Unnamed: 0,Age,Rush_Y/A,games_played_pct,Exp,Will_be_on_New_Team,Pass_Y/A,Cmp%,Pass_Cmp_per_game,Pass_Att_per_game,Pass_Yds_per_game,Pass_TD_per_game,Pass_Int_per_game,Rush_Att_per_game,Rush_Yds_per_game,Rush_TD_per_game,FmbLost_per_game,PPGTarget_ppr
21,23,-2.666667,0.4375,1,0,6.76,0.48,3.428571,7.142857,48.285714,0.428571,0.571429,0.428571,-1.142857,0.0,0.157143,1.911429
44,25,8.666667,0.25,3,0,5.545455,0.5,2.75,5.5,30.5,0.0,0.25,0.75,6.5,0.0,0.0,1.733333
52,23,8.545455,0.875,1,0,8.816667,0.483333,2.071429,4.285714,37.785714,0.071429,0.357143,0.785714,6.714286,0.0,0.039286,0.397143
69,23,3.142857,0.1875,1,0,7.266667,0.4,4.0,10.0,72.666667,1.333333,1.0,2.333333,7.333333,0.0,0.183333,6.546667
121,25,-4.0,0.1875,3,0,7.428571,0.285714,0.666667,2.333333,17.333333,0.0,0.333333,0.333333,-1.333333,0.0,0.183333,1.465714


In [45]:
# save
qb.to_csv('../data/final_data/qb.csv', index=False)

In [None]:


# get subset
qb = qb[feature_subset + [target]]
qb_2023 = qb_2023[feature_subset + [target]]

# drop nulls 
qb = qb.dropna()

# look at shapes
print(f'2023 QBs: {qb_2023.shape[0]} rows')
print(f'QB seasons to train on: {qb.shape[0]} rows')

In [None]:
# create features
features_qb = create_features(qb)

# drop Key
features_qb = features_qb.drop(columns='Key')

## Model

In [None]:
# view std of target
print(f'The std of the target is {features_qb[target].std()}')

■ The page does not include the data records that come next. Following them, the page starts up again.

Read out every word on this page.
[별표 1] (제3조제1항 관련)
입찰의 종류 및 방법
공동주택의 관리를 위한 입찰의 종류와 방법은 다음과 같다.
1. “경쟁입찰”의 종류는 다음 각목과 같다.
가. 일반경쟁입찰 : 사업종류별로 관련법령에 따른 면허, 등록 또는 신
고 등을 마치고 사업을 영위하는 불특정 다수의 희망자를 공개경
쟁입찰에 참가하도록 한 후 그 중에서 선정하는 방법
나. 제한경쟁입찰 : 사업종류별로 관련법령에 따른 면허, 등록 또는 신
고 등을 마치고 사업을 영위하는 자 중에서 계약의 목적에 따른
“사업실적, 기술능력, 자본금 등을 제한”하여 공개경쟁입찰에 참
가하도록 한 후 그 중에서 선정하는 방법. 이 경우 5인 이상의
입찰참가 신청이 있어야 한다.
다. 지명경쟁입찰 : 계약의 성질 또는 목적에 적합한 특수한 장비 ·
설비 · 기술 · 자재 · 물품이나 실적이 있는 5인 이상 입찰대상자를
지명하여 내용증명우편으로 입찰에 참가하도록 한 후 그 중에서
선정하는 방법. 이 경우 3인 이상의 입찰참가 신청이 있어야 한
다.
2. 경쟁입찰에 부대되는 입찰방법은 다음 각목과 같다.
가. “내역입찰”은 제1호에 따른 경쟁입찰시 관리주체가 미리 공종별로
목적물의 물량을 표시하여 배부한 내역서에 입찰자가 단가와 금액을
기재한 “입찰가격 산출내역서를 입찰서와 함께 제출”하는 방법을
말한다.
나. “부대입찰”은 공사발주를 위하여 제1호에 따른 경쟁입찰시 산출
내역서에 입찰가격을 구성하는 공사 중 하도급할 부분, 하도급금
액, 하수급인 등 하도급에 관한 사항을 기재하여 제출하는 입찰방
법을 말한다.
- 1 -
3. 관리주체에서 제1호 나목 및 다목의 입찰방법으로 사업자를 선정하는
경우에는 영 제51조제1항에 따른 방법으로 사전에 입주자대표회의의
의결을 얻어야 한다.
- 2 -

When evaluating RMSE (the average distance the model's prediction is from the true target), I will aim to get it below __5.77__ (the standard deviation of the target).

In [None]:
# load models_df
models_df = pd.read_csv('../data/models/models_df.csv')

In [None]:
# define some base models
lr = LinearRegression()
rf = RandomForestRegressor()
models = [lr, rf]

# cross validate the models
for model in models:
    cross_val(df=features_qb, pos='QB', target=target, estimator=model, models_df=models_df)

# save models_df
models_df.to_csv('../data/models/models_df.csv', index=False)

In [None]:
# view top 3 models
models_df#.sort_values('Mean_RMSE', ascending=True).head(3)

## 2024 Predictions
Here, we will predict the PPG for QBs in the 2024 season.

In [None]:
# drop target col from 2023 players
qb_2023 = qb_2023.drop(columns=[target])

# create features for 2023 QBs, drop Key
features_2023 = create_features(qb_2023).drop(columns='Key')

In [None]:
# best model
model = LinearRegression()

# training features and target
X_train = features_qb[feature_subset[1:]]
y_train = features_qb[target]

# 2023 rows are test set
X_test = features_2023[feature_subset[1:]]

# create pieline
pipeline = Pipeline([
        ('scaler', RobustScaler()),
        ('model', model)])

# train on entire dataset
pipeline.fit(X_train, y_train)

# predict
preds = pipeline.predict(X_test)

# add preds to 2023 df
qb_2023['2024_pred_PPG_ppr'] = preds

In [None]:
# create dict mapping Key to Player name
key_to_player = dict(zip(df['Key'], df['Player']))

# map Key to Player name
qb_2023['Player'] = qb_2023['Key'].map(key_to_player)

# sort and add "2024_pred_PosRank_ppr"
qb_2023 = qb_2023.sort_values(by='2024_pred_PPG_ppr', ascending=False).reset_index(drop=True)
qb_2023['2024_pred_PosRank_ppr'] = qb_2023.index + 1

# view top 25
qb_2023[['Player', '2024_pred_PPG_ppr', '2024_pred_PosRank_ppr']].head(25).T

## Volume
Using a player's previous volume, can we predict their volume in the upcoming season?

In [None]:
# group by each player and shift the 'Touches_per_game' column by 1
qb['NextSeason_Touches_per_game'] = qb.groupby('Key')['Touches_per_game'].shift(-1)

# check
qb[qb['Player'] == 'Christian McCaffrey'][['Year', 'Player', 'Touches_per_game', 'NextSeason_Touches_per_game']]

In [None]:
# drop null targets
corr_df = qb.dropna(subset=['NextSeason_Touches_per_game'])

In [None]:
# get correlation with NextSeason_Touches_per_game
corr = corr_df.corr()[['NextSeason_Touches_per_game']].sort_values(by='NextSeason_Touches_per_game', ascending=False).T
corr

- Rushing yds, Scrimmage yards, and touches per game in the prior season have strong correlations (0.6+) with the player's volume in the following season.